Seiter et al. also proposed an in-class exercise, adapting Pokémon GO, Persuasion GO, to train students to gain awareness of persuasion tactics. Like Gan, Seiter et al. suggest that toward the end of the exercise, instructors might discuss the GPA model and assist students in understanding how to use different tactics under scenarios.

=== Personal relationships ===
The Goals, Plans, Action theory has also been applied to personal relationships. In a study analyzing voicemail messages after hypothetical problematic events in relationships, Samp and Solomon researched how the subjects came to their final message. The study determined that relational partners (both romantic and not) had specific intentions that drove their voicemail messages after a hypothetical problematic event. Primary goals identified in the study were to change orientation, change relationship, obtain permission, and enforce rights and obligations. Secondary goals included all five of those identified in the theory: identity, conversation management, relational resource, personal resource, and affect management. Through the study Samp and Solomon also found that goal features had a significant effect on the communication: more complex goals led more intricate, longer messages. Their conclusions help to understand how individuals gain compliance in relationships during difficult situations.

=== Health Communication ===
LeBelle and Ball researched college students' intervention of peers’ misuse of prescription stimulants. They found previous studies revealing that nearly 65% of misuse of prescription stimulants was first introduced in college. Other studies have indicated that prescription stimulants are an acceptable and safe approach to succeed in academic performance, often misused due to shared communication among students. Peer intervention is well-researched in health communication; for the study, LaBelle and Ball distributed the survey to college students and asked them to read different scenarios, examined how college students hold goals and strategic message plans to intervene close friends' engagement in prescription stimulants for academic recreational, or appetite suppressant motives. Results and statistical analysis indicate that increasing students’ confidence in intervention would likely result in successful peer intervention.

Rusell et al. conducted a study on the patient's misunderstanding of end-of-life (EOL) care using a mixed goals theory, including Dillard's definitions of goals to understand health illiteracy-strengthened misunderstanding of EOL care.
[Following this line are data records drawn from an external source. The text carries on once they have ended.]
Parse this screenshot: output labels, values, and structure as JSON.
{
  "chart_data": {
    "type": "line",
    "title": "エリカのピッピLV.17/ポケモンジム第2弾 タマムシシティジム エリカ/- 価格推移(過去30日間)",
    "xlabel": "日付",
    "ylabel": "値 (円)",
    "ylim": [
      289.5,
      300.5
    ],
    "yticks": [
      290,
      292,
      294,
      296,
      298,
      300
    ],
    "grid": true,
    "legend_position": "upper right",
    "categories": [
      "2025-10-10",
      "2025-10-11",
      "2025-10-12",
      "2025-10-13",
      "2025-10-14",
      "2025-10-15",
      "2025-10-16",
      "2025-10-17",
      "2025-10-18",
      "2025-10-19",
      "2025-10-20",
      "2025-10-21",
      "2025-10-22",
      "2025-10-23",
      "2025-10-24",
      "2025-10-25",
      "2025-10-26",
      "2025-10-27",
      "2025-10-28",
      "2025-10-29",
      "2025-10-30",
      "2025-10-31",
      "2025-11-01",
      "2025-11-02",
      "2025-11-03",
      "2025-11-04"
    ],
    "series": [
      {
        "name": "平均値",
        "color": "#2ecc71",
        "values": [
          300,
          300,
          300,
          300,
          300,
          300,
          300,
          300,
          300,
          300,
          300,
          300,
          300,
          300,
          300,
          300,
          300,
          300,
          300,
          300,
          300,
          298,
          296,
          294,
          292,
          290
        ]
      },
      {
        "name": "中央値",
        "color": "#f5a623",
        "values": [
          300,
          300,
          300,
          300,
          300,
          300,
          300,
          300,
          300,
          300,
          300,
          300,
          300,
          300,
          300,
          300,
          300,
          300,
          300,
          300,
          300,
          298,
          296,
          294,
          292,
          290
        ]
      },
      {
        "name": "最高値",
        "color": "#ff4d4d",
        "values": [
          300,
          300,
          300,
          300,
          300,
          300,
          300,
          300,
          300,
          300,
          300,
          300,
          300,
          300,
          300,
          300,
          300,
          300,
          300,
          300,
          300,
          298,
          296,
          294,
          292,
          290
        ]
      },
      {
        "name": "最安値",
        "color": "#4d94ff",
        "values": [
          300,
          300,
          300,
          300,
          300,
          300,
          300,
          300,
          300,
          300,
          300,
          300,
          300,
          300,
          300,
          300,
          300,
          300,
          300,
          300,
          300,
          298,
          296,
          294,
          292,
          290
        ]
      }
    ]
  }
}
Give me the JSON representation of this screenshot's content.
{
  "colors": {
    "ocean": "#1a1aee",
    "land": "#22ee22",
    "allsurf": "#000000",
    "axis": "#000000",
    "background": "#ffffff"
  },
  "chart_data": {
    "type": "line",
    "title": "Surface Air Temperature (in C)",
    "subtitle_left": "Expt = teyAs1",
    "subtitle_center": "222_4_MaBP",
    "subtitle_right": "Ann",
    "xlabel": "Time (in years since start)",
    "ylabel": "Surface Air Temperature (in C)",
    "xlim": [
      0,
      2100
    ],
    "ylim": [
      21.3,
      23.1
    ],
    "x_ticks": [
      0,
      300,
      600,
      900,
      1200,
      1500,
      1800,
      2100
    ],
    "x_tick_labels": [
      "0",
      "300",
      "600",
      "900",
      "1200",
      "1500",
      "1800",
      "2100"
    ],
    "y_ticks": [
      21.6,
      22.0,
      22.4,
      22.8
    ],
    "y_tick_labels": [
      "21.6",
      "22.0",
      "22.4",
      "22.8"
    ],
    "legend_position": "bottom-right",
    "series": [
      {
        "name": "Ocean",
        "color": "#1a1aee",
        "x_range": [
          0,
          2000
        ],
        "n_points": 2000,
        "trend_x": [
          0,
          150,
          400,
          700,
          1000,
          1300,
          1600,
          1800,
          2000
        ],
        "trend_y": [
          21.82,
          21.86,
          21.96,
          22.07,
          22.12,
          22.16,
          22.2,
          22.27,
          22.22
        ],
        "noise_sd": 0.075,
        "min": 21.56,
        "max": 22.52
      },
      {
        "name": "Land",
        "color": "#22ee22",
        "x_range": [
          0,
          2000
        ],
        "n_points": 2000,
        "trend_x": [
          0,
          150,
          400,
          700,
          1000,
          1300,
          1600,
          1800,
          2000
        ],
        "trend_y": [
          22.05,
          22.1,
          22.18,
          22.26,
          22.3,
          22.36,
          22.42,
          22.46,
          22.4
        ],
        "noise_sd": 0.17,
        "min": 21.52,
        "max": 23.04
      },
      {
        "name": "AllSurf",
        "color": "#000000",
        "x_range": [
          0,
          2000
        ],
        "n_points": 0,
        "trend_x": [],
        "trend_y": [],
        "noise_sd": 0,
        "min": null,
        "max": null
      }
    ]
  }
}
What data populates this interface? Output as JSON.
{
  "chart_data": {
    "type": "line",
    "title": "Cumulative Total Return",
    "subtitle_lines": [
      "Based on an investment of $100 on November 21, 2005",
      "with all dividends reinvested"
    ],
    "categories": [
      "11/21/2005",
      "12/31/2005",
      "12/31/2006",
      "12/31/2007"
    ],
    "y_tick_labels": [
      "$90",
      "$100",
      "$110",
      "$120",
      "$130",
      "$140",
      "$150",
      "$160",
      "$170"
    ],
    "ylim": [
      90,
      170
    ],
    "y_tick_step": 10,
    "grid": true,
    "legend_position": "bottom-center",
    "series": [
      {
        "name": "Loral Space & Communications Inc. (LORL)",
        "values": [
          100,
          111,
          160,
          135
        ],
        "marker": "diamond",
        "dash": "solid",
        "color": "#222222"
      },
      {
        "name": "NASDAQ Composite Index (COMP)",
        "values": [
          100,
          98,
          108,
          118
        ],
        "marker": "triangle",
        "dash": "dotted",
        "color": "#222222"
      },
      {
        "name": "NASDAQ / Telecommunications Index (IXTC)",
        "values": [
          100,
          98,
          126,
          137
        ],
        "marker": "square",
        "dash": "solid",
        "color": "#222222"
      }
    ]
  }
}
Results show that medical providers’ goals are primarily task-oriented and focused on taking action. Findings from this study aligned with the previous multiple goals framework, including the GPA model.

Gebhard et al. reported an experimental study in the GMS Journal for Medical Education in Germany by developing the COMSKIL Communication Skills Training Program and then adapting theoretical foundations training by implementing the goals-plans-action theory, sociolinguistics theory, and the lay-etiological “common sense model of illness”, relating to illness-related self-regulation. Results reveal a satisfactory conclusion regarding the COMSKIL application at medical universities.

== Critiques ==
Since the development of the theory, scholars have called into question its ability to explain human behavior.

Gregory Shepherd argues that communication is not always driven by goals, but can be seen as a mere social interaction. He states that if it were, there could be no unplanned or purposeless actions. In response, Dillard and Schrader distinguish between action (purposeful) and other types of behavior (purposeless).

Hairong Feng questions the simplicity of the theory, expressing that the framework is too vague for the complicated psychological activity involved in communication. However, she does find the idea of primary and secondary goals to be aligned with other theories.